Tennenbaum, a member of Alliance College-Ready Public Schools, uses a rotational model of blended learning in which students get instruction three different ways. They go to one of three stations for 40 minutes at a time within two-hour blocks: one group gathers for traditional direct instruction with a teacher, other students work independently online, and a third group gathers for collaboration with each other. The breakdown makes for an actual student ratio of just 16 to 1 – any teacher’s dream. (Emphasis added.)

This approach, of course, requires some management of the students who are working independently online, and of the students who are collaborating with each other. The blog post doesn’t explain how these students are managed, and if the teacher is responsible for these students while also instructing the other students then it would be a stretch to say the actual ratio is 16 to 1. Still, this approach echoes the point being made by Sal Khan, and raises the issue of how student:teacher ratios should be calculated.

Ed Sector’s reports and blog posts are valuable in their honest assessment of the benefits and challenges of blended learning:

Here on this eastside campus are all the benefits and challenges of adopting radical change. On the plus side, students are working toward competency (no D’s allowed) at their own pace in their own way. Teachers are freed from chores like grading math problems to do what they do best. Daily assessments pinpoint problems and drive instruction. On the flip side, classroom management can require Olympian multi-tasking skill, and the software frustrates teachers when it is not as interactive or diagnostic as it could be. Meanwhile, students are coming from well behind: 65 percent arrived here deficient in the credits they would need to graduate.

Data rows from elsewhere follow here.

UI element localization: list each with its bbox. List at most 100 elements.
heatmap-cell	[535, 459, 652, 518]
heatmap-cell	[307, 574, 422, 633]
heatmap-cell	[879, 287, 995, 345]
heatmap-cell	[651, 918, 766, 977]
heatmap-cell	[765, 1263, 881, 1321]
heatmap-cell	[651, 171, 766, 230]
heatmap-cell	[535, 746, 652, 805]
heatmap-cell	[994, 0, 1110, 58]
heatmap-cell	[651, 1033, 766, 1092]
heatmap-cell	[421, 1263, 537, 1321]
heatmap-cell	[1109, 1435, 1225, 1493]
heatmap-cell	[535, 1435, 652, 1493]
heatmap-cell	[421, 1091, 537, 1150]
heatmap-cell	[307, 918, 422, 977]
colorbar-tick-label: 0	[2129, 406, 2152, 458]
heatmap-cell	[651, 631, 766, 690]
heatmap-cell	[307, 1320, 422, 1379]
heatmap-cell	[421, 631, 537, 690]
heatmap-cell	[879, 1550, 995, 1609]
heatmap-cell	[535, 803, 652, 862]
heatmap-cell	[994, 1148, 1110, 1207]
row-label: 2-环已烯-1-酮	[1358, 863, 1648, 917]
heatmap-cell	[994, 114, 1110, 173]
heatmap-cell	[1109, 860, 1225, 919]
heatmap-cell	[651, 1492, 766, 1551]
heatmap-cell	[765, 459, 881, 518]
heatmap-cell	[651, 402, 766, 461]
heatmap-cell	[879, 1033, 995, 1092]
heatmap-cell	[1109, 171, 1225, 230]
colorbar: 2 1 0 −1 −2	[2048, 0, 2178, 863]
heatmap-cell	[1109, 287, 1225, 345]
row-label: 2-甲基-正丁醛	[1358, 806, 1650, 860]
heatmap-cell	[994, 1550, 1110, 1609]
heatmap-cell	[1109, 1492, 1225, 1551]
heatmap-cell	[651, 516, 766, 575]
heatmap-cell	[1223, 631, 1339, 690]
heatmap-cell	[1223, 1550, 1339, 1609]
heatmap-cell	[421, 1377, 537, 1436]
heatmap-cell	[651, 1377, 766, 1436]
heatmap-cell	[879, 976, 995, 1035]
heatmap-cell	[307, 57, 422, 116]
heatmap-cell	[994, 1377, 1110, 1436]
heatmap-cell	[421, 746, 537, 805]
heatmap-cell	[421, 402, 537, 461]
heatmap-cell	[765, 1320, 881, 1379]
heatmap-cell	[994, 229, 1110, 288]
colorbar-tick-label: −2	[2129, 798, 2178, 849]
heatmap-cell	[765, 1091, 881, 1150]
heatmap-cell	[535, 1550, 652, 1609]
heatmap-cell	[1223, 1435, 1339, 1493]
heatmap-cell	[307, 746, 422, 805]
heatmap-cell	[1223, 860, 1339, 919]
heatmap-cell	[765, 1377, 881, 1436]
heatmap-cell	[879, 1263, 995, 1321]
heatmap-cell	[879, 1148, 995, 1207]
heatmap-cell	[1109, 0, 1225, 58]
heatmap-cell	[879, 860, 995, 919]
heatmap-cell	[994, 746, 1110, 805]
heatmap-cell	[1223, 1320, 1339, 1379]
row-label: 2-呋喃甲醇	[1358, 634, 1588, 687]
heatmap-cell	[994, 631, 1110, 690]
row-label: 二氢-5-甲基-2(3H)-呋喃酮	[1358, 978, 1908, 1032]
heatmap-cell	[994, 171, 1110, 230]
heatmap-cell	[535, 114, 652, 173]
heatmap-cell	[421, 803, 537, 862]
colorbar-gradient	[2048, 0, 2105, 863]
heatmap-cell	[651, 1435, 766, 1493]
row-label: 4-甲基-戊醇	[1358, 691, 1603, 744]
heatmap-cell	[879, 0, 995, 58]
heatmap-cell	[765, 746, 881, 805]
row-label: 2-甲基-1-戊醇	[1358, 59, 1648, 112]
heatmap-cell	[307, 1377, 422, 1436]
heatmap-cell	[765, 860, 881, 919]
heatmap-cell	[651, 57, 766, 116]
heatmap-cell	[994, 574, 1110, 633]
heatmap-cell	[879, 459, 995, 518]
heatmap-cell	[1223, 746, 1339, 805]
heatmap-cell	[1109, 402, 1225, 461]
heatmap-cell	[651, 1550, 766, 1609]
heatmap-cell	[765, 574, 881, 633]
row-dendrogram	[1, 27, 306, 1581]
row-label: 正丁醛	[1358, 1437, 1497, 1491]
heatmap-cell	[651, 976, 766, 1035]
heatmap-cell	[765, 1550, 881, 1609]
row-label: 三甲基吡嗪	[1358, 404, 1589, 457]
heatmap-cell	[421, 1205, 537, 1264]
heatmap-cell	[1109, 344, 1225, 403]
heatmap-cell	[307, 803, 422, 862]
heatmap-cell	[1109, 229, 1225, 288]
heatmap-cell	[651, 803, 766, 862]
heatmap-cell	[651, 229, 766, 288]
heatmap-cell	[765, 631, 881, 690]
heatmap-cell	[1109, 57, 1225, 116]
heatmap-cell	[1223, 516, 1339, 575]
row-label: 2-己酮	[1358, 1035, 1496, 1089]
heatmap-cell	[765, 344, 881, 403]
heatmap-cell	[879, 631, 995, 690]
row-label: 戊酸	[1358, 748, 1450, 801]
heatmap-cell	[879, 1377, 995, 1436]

Tennenbaum just opened in the fall of 2011, so it is too early to judge progress. The most recent quarterly benchmark assessments show largely successes but also some disappointments. In geometry, students jumped from 8 percent proficiency (or above) to 27 percent. In 12th grade English, proficiency levels increased from 30 percent to 57 percent, and in U.S. History, proficiency jumped from 9 percent to 35 percent. But in chemistry, proficiency levels plummeted: from 41 percent proficiency to just nine.

The candid assessment of results (“too early to judge progress”) is particularly useful. We will be watching this and other programs for evidence of success.